Something happened to S in an alleyway, and it wasn’t anything good. S has a lot to say, about almost anything except what happened, as the voluminous correspondence with her former lover J that makes up the thrilling anti-novel Saint 1001 demonstrates. And speaking of demonstrations, Daphne Gottlieb, in her author biography, says that she “stitches together the ivory tower and the gutter,” which she absolutely does. The letters S writes about the many casual encounters she has are stitched together from endless, dizzying quotes. Everything from scholarly discussions of James Joyce to this bit from the 1968 version of Herbie the Love Bug— “Come on, big guy. Let’s go for a ride. Let’s cruise”—tell of a life lived both in the body and constituted by language.
“You think you wrote a book about sex; you wrote a book about PTSD!” Gottlieb’s former roommate told her about Saint 1001, and it’s true. Post-traumatic stress disorder can lead to everything from extreme promiscuity, which S practices through the mechanism of pre-OkCupid/pre-Tinder text-only online ads, to extreme dissociation, but this is not a tell-all. “The one question I think I’m not going to answer around this book,” Gottlieb said, is “‘Is it real? How much of this is real?’” What is real about Saints 1001 is that we are all made out of culture, whether it’s movies or books or lyrics or the most lurid of “news” articles, and S’s many letters over the years to distant J, letters that seemingly go unanswered, are made of all these real things, things that make all of us real.

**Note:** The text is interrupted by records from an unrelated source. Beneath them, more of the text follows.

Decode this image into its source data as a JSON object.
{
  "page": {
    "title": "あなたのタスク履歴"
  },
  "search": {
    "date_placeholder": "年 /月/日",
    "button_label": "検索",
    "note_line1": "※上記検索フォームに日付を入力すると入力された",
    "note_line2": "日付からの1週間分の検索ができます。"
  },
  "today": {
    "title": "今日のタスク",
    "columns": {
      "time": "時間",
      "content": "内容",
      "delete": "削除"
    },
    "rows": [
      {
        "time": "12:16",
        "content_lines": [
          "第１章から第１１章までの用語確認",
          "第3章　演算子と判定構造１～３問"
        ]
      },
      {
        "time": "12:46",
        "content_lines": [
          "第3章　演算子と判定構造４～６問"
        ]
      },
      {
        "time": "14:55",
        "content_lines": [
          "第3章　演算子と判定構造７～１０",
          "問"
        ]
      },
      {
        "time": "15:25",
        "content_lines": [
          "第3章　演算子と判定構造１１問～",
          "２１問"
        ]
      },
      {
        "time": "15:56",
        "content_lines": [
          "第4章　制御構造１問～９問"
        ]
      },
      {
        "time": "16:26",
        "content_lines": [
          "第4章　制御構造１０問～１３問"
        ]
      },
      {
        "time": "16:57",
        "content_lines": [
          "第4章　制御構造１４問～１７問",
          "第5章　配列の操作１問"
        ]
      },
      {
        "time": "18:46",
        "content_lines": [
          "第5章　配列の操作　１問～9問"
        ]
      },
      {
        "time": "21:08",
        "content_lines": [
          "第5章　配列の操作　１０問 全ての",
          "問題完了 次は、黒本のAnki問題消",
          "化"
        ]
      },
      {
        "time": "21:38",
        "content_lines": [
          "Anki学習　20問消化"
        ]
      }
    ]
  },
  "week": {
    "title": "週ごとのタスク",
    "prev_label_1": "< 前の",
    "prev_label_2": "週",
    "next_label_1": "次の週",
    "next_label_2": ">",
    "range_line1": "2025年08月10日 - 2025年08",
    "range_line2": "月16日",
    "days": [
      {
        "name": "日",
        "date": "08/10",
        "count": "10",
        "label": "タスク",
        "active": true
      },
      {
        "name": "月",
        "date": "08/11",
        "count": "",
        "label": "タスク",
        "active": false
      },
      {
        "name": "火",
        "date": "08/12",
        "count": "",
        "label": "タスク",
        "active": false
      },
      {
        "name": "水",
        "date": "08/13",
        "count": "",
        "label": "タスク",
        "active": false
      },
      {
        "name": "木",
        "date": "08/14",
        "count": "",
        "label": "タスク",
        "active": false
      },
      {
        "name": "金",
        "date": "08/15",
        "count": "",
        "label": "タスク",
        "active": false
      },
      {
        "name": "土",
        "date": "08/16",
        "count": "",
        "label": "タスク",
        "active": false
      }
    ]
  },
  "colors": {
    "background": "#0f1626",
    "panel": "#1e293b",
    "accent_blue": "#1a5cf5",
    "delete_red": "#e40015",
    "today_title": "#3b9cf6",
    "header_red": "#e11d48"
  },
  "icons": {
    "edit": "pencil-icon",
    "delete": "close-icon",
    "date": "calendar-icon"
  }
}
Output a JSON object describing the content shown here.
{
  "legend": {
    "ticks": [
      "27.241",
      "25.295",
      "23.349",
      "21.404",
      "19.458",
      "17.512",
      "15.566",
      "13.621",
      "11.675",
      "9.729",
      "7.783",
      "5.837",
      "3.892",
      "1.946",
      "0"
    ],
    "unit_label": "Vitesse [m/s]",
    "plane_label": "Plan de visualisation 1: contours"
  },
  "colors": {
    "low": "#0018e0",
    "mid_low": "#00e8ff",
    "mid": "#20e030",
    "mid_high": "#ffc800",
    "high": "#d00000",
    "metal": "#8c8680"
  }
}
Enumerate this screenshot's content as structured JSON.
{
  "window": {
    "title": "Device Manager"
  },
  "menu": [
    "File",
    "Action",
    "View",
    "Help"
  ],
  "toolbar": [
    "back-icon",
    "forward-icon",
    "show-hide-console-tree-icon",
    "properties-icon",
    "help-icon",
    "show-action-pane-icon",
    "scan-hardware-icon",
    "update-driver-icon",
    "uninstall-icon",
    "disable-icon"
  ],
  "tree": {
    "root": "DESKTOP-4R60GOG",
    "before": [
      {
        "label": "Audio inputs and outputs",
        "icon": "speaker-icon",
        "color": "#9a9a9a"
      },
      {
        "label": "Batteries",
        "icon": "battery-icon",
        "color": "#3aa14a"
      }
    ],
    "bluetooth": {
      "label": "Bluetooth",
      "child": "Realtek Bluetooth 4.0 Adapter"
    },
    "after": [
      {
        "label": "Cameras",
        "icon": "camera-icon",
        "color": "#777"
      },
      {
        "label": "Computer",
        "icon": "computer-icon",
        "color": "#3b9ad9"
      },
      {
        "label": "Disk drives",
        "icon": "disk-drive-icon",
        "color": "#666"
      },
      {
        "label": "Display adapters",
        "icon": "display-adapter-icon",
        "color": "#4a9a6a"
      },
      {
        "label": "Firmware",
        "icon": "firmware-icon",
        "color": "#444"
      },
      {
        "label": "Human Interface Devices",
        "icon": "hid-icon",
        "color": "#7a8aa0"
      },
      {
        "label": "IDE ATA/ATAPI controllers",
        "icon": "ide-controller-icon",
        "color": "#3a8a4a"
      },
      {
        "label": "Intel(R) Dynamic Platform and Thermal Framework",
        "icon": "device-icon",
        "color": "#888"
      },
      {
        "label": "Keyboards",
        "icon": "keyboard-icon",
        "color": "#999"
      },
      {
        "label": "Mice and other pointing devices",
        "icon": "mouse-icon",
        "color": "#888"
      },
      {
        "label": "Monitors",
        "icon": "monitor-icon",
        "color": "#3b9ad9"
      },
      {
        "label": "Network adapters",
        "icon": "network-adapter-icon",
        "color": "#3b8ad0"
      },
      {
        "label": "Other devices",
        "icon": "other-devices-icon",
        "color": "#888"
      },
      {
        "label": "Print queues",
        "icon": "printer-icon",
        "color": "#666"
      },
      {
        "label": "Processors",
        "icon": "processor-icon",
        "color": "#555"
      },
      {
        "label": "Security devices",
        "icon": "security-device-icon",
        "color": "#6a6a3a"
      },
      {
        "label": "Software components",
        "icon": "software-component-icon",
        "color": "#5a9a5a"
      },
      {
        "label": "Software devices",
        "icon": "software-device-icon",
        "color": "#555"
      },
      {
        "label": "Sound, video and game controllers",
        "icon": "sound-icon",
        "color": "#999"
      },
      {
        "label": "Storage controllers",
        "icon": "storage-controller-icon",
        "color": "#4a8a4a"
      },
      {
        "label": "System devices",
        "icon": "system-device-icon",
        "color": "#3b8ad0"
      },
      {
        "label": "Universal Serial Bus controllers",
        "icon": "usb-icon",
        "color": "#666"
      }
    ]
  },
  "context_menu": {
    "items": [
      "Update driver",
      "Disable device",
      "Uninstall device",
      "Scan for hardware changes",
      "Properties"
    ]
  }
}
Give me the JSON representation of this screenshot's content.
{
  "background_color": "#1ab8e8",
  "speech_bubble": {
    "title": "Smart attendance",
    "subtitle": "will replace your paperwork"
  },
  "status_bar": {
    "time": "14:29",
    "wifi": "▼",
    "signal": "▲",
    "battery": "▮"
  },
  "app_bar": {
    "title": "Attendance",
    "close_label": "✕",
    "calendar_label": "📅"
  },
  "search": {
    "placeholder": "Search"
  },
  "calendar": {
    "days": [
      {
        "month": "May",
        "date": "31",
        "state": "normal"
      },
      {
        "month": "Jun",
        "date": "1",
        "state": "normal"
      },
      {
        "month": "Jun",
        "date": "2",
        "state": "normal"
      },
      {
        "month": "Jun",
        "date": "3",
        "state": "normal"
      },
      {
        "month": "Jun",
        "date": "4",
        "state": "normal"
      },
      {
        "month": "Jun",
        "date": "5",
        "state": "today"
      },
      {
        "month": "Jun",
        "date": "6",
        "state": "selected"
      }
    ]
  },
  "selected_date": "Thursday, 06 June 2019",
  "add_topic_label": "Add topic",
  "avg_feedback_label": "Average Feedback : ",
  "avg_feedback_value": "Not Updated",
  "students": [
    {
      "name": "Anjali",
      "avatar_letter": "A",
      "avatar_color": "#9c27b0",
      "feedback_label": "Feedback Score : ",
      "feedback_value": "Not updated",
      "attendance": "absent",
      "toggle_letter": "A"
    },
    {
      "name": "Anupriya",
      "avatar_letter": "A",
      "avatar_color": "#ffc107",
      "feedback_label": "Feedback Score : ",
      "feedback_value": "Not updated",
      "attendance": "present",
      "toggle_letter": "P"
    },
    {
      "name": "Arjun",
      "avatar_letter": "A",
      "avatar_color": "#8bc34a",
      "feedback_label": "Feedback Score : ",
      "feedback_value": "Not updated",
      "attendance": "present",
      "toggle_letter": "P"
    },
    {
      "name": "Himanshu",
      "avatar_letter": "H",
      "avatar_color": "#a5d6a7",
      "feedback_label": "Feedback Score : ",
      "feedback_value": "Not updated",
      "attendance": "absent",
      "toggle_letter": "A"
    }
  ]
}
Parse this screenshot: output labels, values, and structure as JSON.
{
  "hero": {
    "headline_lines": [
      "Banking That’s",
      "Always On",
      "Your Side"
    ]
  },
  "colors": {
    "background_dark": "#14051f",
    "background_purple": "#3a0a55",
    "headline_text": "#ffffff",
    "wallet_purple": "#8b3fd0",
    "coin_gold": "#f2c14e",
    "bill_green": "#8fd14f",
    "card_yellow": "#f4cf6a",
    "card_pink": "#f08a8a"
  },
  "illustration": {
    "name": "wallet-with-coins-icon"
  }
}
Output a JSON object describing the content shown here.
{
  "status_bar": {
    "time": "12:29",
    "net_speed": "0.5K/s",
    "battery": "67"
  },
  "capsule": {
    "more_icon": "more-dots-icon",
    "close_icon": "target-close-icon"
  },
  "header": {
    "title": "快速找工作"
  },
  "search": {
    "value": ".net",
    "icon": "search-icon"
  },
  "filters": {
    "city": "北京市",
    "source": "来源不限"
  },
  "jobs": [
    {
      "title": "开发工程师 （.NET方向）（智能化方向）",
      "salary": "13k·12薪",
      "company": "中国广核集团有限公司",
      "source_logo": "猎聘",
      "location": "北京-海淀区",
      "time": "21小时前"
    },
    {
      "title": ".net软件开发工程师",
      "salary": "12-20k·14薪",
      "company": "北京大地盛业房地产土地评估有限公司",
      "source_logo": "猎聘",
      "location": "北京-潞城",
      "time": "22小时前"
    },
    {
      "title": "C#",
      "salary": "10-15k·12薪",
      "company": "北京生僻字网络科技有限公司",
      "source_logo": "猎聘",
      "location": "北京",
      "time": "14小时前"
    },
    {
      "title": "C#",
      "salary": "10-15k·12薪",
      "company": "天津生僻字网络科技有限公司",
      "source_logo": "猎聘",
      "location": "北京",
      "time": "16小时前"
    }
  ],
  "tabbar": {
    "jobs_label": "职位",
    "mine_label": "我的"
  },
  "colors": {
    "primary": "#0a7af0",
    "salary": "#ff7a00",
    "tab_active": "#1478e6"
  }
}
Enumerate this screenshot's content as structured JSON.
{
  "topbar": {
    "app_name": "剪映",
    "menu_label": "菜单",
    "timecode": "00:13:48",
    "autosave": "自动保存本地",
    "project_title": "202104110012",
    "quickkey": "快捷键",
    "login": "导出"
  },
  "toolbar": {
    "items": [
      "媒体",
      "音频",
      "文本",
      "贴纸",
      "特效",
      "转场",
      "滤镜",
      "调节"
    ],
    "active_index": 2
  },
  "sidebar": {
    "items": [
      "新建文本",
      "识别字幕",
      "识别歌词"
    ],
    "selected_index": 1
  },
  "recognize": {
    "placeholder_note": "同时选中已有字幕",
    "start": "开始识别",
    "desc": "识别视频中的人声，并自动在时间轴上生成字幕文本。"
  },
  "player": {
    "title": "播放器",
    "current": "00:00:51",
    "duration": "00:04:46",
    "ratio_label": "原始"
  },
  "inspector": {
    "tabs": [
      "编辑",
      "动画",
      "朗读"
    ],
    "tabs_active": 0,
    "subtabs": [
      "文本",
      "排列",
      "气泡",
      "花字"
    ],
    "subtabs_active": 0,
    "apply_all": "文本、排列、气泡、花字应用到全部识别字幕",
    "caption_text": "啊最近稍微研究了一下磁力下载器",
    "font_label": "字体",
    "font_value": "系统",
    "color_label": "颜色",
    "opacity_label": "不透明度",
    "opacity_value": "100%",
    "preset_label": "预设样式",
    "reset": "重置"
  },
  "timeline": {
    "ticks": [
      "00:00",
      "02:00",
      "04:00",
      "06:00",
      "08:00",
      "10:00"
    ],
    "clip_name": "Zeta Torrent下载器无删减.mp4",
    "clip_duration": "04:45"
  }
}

Then there’s the pet lime. Scurvy Dawg’s fanciful adventures are crowdsourced by S’s friends in the book. The many pictures of his (yes, his!) life in the book were crowdsourced by Daphne Gottlieb’s friends. Full disclosure: I and my then four-year-old son created an image of the lime being squashed by a judge’s gavel. You see, after attending a Devo concert and playing tennis, Scurvy Dawg went to court and changed his name to Henry. The story of Henry—a name which appears throughout the book—also involves a relationship with an egg-timer named Lola, their eventual engagement, and on a parallel track, material about serial killer Henry Lee Lucas and a girl in trouble and then a series of foreboding redactions of text. Reality is both beside the point and too terrible to fully perceive, let alone comprehend.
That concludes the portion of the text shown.